Posted on by Mike Denzien

This is step 1 of 6 of Hands-On Project 4 for Azure. In this step, you create a virtual network (VNet) that is suitable to connect your production PaaS resources.

Back to Project

Planning

In order to create a virtual network that will meet our requirements (and not require rework after creating it), it helps to do a bit of planning in advance. Following are a few considerations that we want to take into account before we create the virtual network:

  1. We want to be able to peer the new production VNet with the existing VNet that our cloud PC is connected to. To make this work smoothly, we want to choose an address range for the new VNet that does not overlap with the existing one.
  2. We want to connect our AppService web server to the production VNet. To make this connection, we need to do something called “delegating” a subnet within the VNet to the AppService. Essentially, this means that we will be dedicating a whole subnet to the AppService – no resources other than AppService resources can be connected to the delegated subnet.
  3. We want to connect our MySQL database server to the production VNet. Similar to the AppService, we need to delegate a full subnet to the database service.

Create a New Resource Group

To group the resources for this project, create a new resource group in the Azure portal, and create all the resources for this project within this new group. If you are using an Azure for Students account, you need to select a region for your resource group and resources that will allow you to create everything.
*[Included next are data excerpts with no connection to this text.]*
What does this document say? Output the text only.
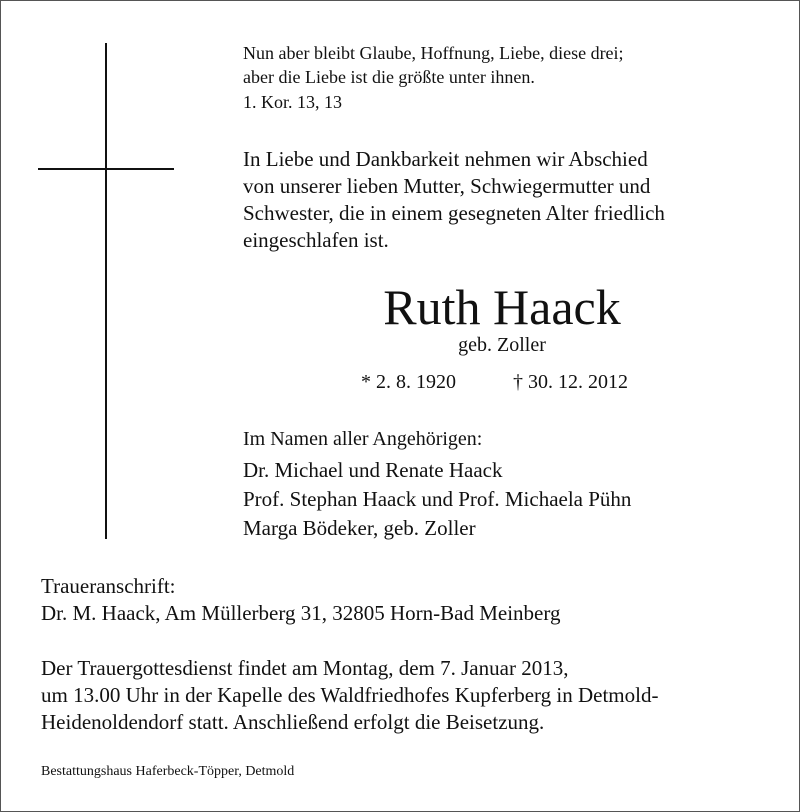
Nun aber bleibt Glaube, Hoffnung, Liebe, diese drei;
aber die Liebe ist die größte unter ihnen.
1. Kor. 13, 13
In Liebe und Dankbarkeit nehmen wir Abschied
von unserer lieben Mutter, Schwiegermutter und
Schwester, die in einem gesegneten Alter friedlich
eingeschlafen ist.
Ruth Haack
geb. Zoller
* 2. 8. 1920	† 30. 12. 2012
Im Namen aller Angehörigen:
Dr. Michael und Renate Haack
Prof. Stephan Haack und Prof. Michaela Pühn
Marga Bödeker, geb. Zoller
Traueranschrift:
Dr. M. Haack, Am Müllerberg 31, 32805 Horn-Bad Meinberg
Der Trauergottesdienst findet am Montag, dem 7. Januar 2013,
um 13.00 Uhr in der Kapelle des Waldfriedhofes Kupferberg in Detmold-
Heidenoldendorf statt. Anschließend erfolgt die Beisetzung.
Bestattungshaus Haferbeck-Töpper, Detmold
As of this writing, the East US Region is allowing you to create the resources we use in this project.

Create the VNet and Subnets

  1. In the portal, navigate to the Virtual Networks service. View your existing virtual networks and note the IP address range for each of them.
  2. Click Create to create a new VNet. Name your new VNet and put it in your new resource group, then click on IP Addresses.
  3. On the IP Addresses tab, verify that the suggested address range does not overlap with one of your existing VNets. If it overlaps, choose a different address range. Azure usually suggests to use a /16 CIDR address. This is quite fine, since it provides a very large range of addresses.
  4. Also on the IP Addresses tab, create two subnets above and beyond the default subnet filled in by default. Give the subnets meaningful names. One suggestion is ‘mysql’ for the database subnet and ‘appservice’ for the web server subnet.
  5. When done, Review and Create the VNet.
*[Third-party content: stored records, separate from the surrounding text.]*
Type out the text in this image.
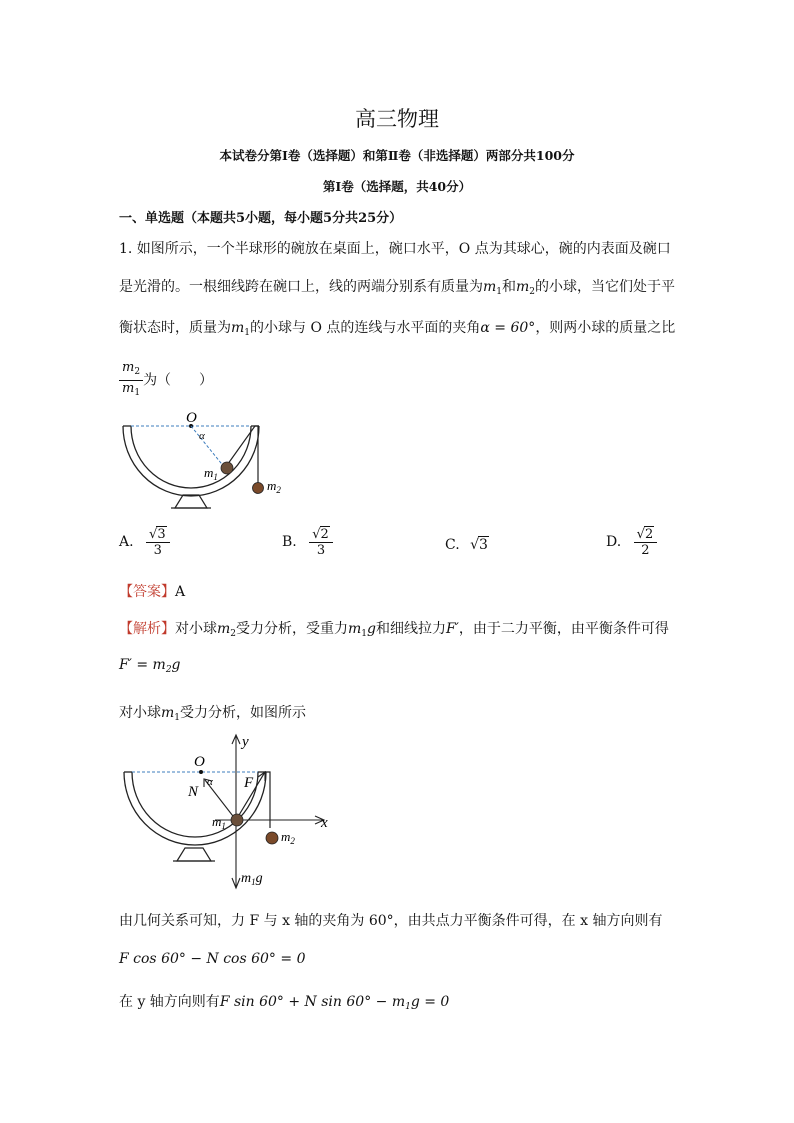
高三物理
本试卷分第Ⅰ卷（选择题）和第Ⅱ卷（非选择题）两部分共100分
第Ⅰ卷（选择题，共40分）
一、单选题（本题共5小题，每小题5分共25分）
1. 如图所示，一个半球形的碗放在桌面上，碗口水平，O 点为其球心，碗的内表面及碗口
是光滑的。一根细线跨在碗口上，线的两端分别系有质量为$m_1$和$m_2$的小球，当它们处于平
衡状态时，质量为$m_1$的小球与 O 点的连线与水平面的夹角α = 60°，则两小球的质量之比
$\frac{m_2}{m_1}$ 为（　　）
O
α
$m_1$
$m_2$
A. $\frac{√3}{3}$	B. $\frac{√2}{3}$	C. √3	D. $\frac{√2}{2}$
【答案】A
【解析】对小球$m_2$受力分析，受重力$m_1g$和细线拉力F′，由于二力平衡，由平衡条件可得
$F' = m_2g$
对小球$m_1$受力分析，如图所示
O
α
N
F
x
y
$m_1$
$m_2$
$m_1g$
由几何关系可知，力 F 与 x 轴的夹角为 60°，由共点力平衡条件可得，在 x 轴方向则有
F cos 60° − N cos 60° = 0
在 y 轴方向则有F sin 60° + N $\sin 60^\circ - m_1g = 0$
Just prior to creating the virtual network, the setup will look similar to this:

Delegate the Subnets to PaaS Services

Once the subnets have been created, we need to delegate the subnets to specific platform services.

  1. In the portal, navigate to the Subnets page for your new VNet.
  2. Click on your database subnet (e.g. mysql). Scroll down to Subnet Delegation, and choose Microsoft.DBforMySQL/flexibleservers from the dropdown. Click Save.
  3. Click on your web server subnet (e.g. appservice). Scroll down to Subnet Delegation and choose Microsoft.Web/serverfarms from the dropdown. Click Save.

The following screenshots illustrate this process, and what the Subnets page looks like when it is done

Your Virtual Network is Ready

After completing the above steps, you are ready to proceed with the next step in the project.